For Bob Hope, becoming a knight has become something of a habit. Last month Buckingham Palace made him a Knight Commander of the Most Excellent Order of the British Empire. He was awarded the Medal of Freedom, America’s highest civilian honor, by the late President Lyndon B. Johnson and has Distinguished Service medals from all branches of the armed forces, for a total of more than 1,500 awards and citations.

Although Hope is a Presbyterian, his wife is Catholic, and the knighthood was especially meaningful to her, their daughter, Linda Hope, told reporters.

“I think this is particularly meaningful for my mother because she’s the Catholic in the family,” she said. “I think Dad is very proud of her and proud that he was included in all of this as well. I think it was a little bit of a surprise because he wasn’t Catholic but, you know . . . good deeds and goodness transcend any sort of religious group.”


Hope, born in England, attended the Church of England and is now a Presbyterian, according to his daughter. Asked what churches he attended, she smiled and said it depended on which churches had the best Sunday picnics.

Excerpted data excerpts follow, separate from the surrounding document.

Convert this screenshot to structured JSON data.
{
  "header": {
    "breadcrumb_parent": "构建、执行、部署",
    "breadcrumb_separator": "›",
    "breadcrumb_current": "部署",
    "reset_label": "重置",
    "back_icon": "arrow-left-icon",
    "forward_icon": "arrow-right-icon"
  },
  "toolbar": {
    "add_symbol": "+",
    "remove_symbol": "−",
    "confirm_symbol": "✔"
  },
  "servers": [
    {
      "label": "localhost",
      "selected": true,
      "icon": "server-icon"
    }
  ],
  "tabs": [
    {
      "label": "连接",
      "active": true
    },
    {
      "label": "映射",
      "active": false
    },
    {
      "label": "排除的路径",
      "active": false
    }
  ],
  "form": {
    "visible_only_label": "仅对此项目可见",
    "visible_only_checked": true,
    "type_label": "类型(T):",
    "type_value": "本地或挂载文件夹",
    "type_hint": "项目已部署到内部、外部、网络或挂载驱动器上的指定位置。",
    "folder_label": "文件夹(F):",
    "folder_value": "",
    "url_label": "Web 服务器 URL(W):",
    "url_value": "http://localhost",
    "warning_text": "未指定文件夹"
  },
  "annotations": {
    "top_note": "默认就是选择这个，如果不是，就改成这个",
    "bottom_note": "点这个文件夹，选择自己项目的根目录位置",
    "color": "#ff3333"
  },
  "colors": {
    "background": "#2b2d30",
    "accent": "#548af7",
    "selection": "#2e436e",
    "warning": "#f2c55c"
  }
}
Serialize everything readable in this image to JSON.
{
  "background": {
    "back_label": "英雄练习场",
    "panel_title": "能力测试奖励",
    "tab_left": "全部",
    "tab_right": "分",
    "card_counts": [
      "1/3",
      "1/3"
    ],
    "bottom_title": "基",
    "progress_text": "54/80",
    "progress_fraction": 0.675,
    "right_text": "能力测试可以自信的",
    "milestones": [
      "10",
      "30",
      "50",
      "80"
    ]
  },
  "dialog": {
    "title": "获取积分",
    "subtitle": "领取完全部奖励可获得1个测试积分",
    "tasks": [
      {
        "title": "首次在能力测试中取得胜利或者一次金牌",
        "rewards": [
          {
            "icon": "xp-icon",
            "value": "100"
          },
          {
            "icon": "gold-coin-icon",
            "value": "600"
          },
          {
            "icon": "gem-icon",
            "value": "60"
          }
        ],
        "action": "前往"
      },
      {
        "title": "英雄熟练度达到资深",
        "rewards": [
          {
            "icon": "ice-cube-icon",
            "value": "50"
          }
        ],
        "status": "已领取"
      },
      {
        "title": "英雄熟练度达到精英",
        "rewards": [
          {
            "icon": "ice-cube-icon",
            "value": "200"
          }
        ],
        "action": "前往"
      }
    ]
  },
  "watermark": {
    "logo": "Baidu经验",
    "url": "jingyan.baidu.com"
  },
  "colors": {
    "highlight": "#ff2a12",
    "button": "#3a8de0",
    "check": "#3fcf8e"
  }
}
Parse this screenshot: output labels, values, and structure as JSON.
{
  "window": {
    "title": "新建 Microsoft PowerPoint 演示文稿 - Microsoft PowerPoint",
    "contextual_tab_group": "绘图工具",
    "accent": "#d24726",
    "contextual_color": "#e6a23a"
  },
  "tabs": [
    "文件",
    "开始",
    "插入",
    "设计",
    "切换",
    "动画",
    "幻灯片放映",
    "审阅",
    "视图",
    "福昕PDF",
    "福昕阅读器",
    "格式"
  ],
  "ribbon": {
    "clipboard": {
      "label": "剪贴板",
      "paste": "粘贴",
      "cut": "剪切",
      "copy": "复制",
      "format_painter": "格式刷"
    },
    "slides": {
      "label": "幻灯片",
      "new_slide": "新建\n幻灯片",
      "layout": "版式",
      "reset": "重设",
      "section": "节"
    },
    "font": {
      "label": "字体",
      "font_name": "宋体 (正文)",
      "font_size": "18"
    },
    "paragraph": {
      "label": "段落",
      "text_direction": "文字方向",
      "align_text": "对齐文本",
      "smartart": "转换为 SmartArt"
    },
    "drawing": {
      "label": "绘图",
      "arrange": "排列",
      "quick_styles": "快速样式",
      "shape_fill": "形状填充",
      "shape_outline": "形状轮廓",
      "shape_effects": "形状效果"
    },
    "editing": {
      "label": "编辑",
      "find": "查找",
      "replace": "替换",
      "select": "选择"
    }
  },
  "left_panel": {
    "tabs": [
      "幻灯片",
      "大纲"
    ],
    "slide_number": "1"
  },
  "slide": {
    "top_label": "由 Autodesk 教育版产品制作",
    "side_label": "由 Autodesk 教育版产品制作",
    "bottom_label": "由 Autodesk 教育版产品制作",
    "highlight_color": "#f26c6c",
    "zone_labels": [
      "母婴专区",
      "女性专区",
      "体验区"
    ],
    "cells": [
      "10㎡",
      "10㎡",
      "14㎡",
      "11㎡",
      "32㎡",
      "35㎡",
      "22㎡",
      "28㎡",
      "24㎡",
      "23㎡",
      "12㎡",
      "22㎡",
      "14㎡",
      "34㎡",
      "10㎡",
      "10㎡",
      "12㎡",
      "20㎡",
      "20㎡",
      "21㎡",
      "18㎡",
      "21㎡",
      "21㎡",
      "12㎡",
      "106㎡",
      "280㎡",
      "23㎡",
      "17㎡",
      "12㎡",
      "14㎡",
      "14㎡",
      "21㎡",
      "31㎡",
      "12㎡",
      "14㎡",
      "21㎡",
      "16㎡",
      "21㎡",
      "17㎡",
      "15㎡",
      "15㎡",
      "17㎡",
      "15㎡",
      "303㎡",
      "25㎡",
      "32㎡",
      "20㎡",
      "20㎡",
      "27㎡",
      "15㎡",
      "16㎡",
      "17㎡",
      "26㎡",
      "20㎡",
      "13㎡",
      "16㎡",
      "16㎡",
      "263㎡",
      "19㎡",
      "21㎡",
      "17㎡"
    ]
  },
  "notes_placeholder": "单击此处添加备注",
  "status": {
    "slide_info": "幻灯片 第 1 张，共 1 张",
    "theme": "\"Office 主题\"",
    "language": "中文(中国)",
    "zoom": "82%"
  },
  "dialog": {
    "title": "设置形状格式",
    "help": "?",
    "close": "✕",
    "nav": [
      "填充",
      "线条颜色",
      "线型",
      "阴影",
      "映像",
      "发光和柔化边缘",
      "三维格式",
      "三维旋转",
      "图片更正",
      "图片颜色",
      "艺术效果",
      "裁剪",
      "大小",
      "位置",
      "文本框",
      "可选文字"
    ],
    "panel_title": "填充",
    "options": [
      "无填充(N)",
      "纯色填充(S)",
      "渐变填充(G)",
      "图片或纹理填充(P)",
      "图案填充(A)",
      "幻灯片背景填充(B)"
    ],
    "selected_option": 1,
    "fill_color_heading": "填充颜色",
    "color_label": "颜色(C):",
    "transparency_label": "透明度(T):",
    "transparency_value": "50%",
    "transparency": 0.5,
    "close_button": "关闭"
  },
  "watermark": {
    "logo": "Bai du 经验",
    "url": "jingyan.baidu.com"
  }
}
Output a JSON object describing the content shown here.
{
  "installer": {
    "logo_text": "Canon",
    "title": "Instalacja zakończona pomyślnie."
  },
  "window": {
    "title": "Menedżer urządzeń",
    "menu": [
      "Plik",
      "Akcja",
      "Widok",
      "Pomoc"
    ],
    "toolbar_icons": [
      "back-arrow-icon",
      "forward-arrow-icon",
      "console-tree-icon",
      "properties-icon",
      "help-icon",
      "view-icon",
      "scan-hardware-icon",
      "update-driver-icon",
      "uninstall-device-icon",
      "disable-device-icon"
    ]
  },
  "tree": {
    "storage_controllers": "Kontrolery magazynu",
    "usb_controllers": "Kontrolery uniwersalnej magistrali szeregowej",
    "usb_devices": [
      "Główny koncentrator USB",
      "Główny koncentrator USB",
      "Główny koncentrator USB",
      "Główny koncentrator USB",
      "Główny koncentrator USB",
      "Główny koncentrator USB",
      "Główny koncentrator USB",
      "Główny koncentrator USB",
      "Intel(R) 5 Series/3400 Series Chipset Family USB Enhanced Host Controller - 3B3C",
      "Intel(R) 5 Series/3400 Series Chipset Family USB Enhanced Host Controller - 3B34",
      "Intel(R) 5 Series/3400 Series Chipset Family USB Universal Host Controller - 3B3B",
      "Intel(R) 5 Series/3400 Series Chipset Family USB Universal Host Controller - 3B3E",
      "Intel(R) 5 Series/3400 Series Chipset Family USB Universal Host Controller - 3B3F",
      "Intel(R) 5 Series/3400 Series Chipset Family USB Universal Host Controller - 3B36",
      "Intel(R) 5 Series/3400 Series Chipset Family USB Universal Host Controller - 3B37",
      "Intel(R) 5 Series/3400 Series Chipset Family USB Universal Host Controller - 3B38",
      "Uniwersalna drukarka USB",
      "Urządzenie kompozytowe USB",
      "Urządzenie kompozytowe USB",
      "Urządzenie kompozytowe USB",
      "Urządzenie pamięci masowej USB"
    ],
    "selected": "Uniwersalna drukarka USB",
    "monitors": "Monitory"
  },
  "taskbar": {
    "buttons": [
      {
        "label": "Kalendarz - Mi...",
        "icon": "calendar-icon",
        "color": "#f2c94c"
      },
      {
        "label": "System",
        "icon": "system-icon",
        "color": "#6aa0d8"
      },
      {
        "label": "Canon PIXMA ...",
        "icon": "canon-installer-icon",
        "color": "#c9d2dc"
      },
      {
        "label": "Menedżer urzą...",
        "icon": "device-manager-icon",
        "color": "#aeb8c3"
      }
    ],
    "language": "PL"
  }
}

Indeed, Mahony mentioned in his homily that Bob Hope often “in kindness says that ‘I rely on Dolores’ faith to help my faith.’ ”

“Their two combined faiths are quite substantial and quite awesome,” Mahony added.

Bob Hope’s humor and Dolores Hope’s singing and religious faith, Mahony said, had touched the lives of civilians and military personnel alike, as well as children and the elderly. Their acts of kindness, Mahony said, spanned the globe, from churches to the front lines of war.